Kevin: That's something - part of the challenge is what to embed? How do you decide what the preview is? That's what - if I write a tweet length post as a comment on yours, it's straightforward what to embed. But if I write a full blog post and cite you and you've got to work out how to construct a preview for that. That's something we're experimenting with.
Jeff: All right, I'm pissed.
Leo: What?
Jeff: I just see this story on Buzzfeed - oh, now I'm pissed that my light's off. Jesus. Double pissed.
Leo: You know, we went an entire hour and 51 minutes without a Jeff Jarvis rant.
Jeff: Buzzfeed reports that the Camp, Google's Sicilian DAVOS returns for a second year, the secret conference known as the Camp in the illustrious golf resort in Sicily and we were not invited.
Leo: Who gets invited to that?
Jeff: Not us!
Leo: Look at that beautiful bay there. Business leaders, tech luminaries and celebrities, that's who gets invited. We are none of the above. It's the Illuminati or the Digerati.
Jeff: Elon Musk, Travis Kalanik, Evan Spiegel, John Door, Lloyd Blank, fine. Yes.
Leo: It's all the usual suspects. I don't want to talk to them, anyway.
Jeff: I don't give a damn.
Leo: I would never join a club that didn't have me as a member.
Jeff: I'll be at IO.
Leo: All right, well, you're going to be. We'll be back next week, doing TWiG at its usual time which is 1 p.m. Pacific, 4 p.m. Eastern time, 2000 UTC on Wednesdays at live.TWiT.tv. Jeff will be in studio because the following day is Google IO and you're going to go back and go to the keynote, but we'll broadcast the keynote and stream it. You can of course watch Google's stream but if you want our commentary on top of Google's stream, Gina Trapani, Aaron Newcomb from All About Android and I, Ron - what's his name, Richards! Will join us. Just Ronnie. Jason Howell, you're going to go. Mike Elgan's going to go. They're both going down to Google IO.
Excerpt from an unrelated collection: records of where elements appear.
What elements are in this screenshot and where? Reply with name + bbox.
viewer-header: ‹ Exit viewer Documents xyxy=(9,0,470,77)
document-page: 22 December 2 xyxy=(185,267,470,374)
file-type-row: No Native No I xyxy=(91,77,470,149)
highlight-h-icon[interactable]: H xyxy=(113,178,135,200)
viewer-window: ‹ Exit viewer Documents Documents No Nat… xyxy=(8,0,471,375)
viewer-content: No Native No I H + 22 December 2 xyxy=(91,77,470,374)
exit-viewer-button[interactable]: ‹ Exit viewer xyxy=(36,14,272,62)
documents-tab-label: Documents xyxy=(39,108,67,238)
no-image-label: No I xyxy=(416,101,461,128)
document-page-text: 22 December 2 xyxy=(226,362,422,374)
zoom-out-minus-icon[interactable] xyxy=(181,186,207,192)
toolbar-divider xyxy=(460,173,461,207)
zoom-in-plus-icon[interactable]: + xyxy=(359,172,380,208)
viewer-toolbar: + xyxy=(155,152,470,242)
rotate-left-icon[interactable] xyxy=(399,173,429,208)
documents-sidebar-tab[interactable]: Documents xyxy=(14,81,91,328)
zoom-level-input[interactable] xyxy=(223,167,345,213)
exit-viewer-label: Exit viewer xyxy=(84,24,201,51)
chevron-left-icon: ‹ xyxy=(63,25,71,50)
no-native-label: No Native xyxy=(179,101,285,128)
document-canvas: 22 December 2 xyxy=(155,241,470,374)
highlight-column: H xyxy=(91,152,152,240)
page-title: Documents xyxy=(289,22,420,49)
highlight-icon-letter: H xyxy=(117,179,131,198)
Good, so coverage - special coverage beings 9:30 a.m. Pacific, 12:30 p.m. Eastern time, 1630 UTC at live.TWiT.tv. That is a week from tomorrow, so 5/28, May 28 for our special Google IO coverage. I think it's going to be a good Google IO, I'm excited.
Jeff: I think it is, too.
Jason: I think it's interesting we don't really know a whole lot about it this time. I feel like at about this point of the year leading into IO week, we feel like we are pretty confident we know a lot of what Google's going to talk about. We really don't this time around.
Jeff: Here's the question. Next week, will we say, “Wow, that was a big surprise,” or, “It was an okay IO.”
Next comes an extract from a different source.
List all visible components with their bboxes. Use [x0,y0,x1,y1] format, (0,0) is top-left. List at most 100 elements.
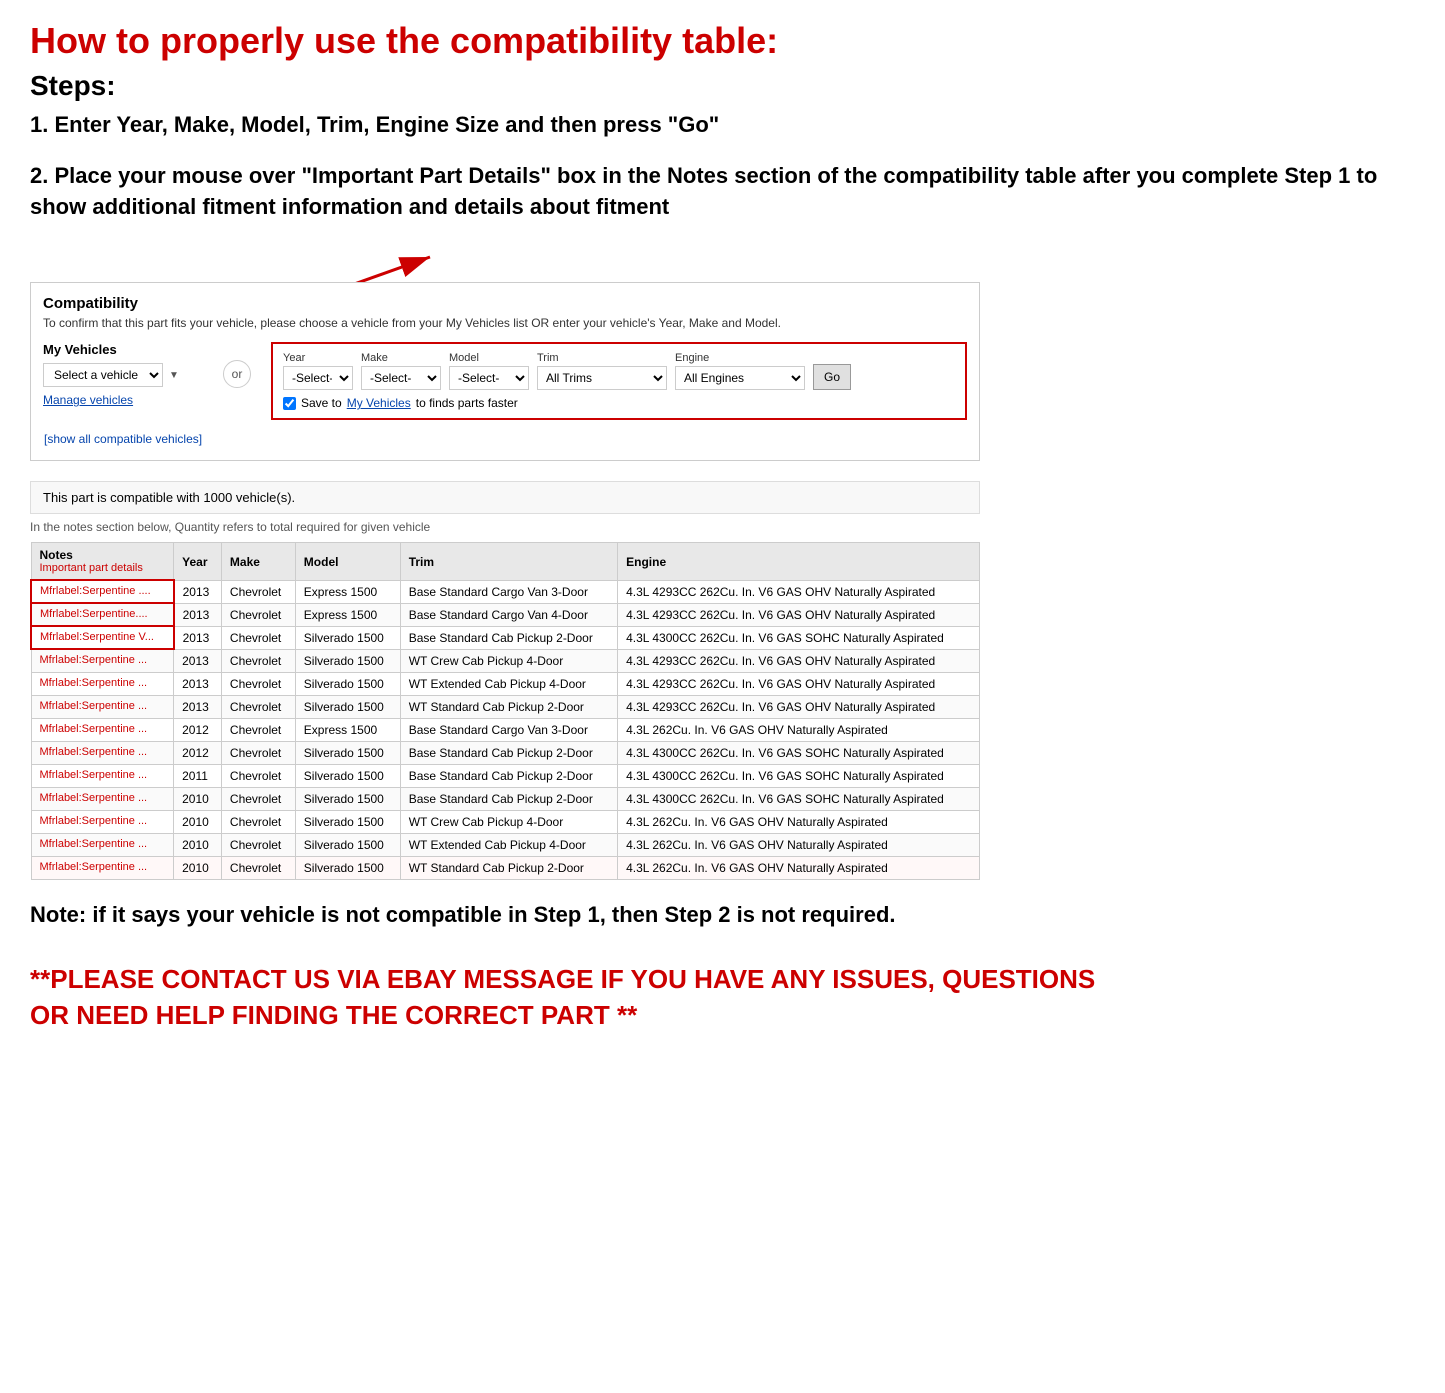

Leo: There's some risk because last year was kind of an okay IO, there was nothing really exciting. I think it's going to be something like that but you never know.
Kevin: We know we're getting a new version of Android but we know what it'll be.
Leo: We got a new version last year.
Jeff: Everybody gets a Google refrigerator to take home.
Kevin: I imagine there will be some more VR stuff, I think that is quite a likely thing.